Aveva appena 22 anni e da meno di tre lavorava in una azienda di Selvazzano Dentro, alle porte di Padova, la ditta Boldrin, specializzata nella lavorazione della lamiera metalliche. A inizio turno, verso le 8.30 secondo quanto ricostruito dai carabinieri, il giovane si è accorto che qualcosa non quadrava nella lubrificazione del meccanismo che srotola le grandi bobine di metallo. L'ipotesi, che verrà verificata dai tecnici dello Spisal al lavoro sul macchinario messo sotto sequestro, è che Mamour Mbow Pape abbia fatto una manovra a macchinario in movimento, venendo risucchiato in una morsa mortale.
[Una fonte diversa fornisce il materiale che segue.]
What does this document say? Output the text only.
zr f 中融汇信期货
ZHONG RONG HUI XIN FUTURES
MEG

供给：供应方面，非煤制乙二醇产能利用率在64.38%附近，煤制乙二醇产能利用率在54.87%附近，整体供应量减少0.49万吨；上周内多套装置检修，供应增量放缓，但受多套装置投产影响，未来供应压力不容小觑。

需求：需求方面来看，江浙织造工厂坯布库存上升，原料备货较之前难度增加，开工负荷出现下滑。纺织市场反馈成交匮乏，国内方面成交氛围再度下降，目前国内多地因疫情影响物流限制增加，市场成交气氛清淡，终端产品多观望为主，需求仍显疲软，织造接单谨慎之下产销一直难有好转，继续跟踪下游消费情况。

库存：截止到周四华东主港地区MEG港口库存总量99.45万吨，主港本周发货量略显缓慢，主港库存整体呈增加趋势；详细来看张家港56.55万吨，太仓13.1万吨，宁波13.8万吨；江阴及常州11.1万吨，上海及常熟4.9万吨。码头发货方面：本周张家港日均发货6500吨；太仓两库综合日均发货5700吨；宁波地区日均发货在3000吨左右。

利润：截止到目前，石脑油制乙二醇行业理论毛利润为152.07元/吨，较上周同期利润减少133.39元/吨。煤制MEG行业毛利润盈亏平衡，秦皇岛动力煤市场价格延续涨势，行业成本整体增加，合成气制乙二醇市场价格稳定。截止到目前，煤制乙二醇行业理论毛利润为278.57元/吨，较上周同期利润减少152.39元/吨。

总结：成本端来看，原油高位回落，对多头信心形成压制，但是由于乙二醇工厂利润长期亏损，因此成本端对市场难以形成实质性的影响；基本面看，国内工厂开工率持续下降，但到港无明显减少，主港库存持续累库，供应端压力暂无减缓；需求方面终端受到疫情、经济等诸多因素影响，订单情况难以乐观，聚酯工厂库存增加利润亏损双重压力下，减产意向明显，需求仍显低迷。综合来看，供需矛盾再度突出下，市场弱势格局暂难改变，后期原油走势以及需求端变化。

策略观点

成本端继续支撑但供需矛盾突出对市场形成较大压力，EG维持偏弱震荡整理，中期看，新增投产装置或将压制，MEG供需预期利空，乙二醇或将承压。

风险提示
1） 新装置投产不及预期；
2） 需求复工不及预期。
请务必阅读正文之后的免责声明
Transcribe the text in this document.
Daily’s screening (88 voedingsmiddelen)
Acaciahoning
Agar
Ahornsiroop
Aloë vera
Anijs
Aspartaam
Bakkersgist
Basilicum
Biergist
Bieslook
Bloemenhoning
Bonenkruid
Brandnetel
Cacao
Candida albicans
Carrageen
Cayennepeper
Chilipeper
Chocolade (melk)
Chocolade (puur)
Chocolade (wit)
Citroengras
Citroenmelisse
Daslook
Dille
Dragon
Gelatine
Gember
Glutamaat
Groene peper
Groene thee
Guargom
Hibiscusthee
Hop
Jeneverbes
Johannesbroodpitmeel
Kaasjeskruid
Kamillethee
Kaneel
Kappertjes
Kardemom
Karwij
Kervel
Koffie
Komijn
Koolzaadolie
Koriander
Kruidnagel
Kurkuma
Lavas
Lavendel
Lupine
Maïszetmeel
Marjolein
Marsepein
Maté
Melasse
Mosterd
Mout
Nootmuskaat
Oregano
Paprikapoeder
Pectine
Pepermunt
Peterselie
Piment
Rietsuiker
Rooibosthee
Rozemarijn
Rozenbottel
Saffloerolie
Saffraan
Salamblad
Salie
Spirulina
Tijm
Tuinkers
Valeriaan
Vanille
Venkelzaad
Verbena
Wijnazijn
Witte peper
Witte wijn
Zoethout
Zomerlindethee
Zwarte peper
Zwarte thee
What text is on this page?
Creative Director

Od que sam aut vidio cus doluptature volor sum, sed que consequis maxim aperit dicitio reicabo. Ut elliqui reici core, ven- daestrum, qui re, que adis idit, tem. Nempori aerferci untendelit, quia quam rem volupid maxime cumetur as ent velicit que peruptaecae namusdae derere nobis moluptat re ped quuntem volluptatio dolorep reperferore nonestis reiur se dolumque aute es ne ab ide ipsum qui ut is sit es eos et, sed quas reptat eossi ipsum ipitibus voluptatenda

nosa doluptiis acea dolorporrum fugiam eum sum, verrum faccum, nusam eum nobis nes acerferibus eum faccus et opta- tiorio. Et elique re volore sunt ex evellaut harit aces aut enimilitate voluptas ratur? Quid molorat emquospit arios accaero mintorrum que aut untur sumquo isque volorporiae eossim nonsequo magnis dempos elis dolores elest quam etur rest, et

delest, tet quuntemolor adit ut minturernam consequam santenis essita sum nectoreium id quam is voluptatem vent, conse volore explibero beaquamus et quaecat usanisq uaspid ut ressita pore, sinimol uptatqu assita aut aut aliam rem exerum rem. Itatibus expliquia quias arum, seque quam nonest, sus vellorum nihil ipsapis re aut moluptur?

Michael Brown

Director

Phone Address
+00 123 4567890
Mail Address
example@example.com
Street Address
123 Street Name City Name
"Era sempre sorridente, oltre a lavorare studiava. Siamo distrutti" spiegava ai cronisti accorsi sul posto, uno degli amici dell'operaio, studente lavoratore che sognava di migliorare attraverso lavoro e studio le proprie condizioni di vita. Sul posto è intervenuto anche il padre, che non ha parlato con nessuno dopo aver visto per l'ultima volta il corpo del figlio. A cercare di soccorrere Mamour Mbow Pape sarebbe intervenuto un secondo operaio, rimasto ferito in maniera non grave ad una mano e portato in ospedale in mattinata per i controlli radiologici del caso. Il corpo del 22enne invece è stato trasferito all'Istituto di medicina legale per i rilievi necroscopici del caso. Gli anatomopatologi dovranno rispondere ai quesiti del magistrato di turno, anche se non ci sono coni d'ombra sulla dinamica della morte del giovane. Un secondo gravissimo incidente sul lavoro ha funestato la giornata sempre in Veneto: in provincia di Verona un operaio è rimasto gravemente ferito dopo essere caduto mentre lavorava a circa 5 metri d'altezza in un'azienda di carpenteria metallica a Sommacampagna.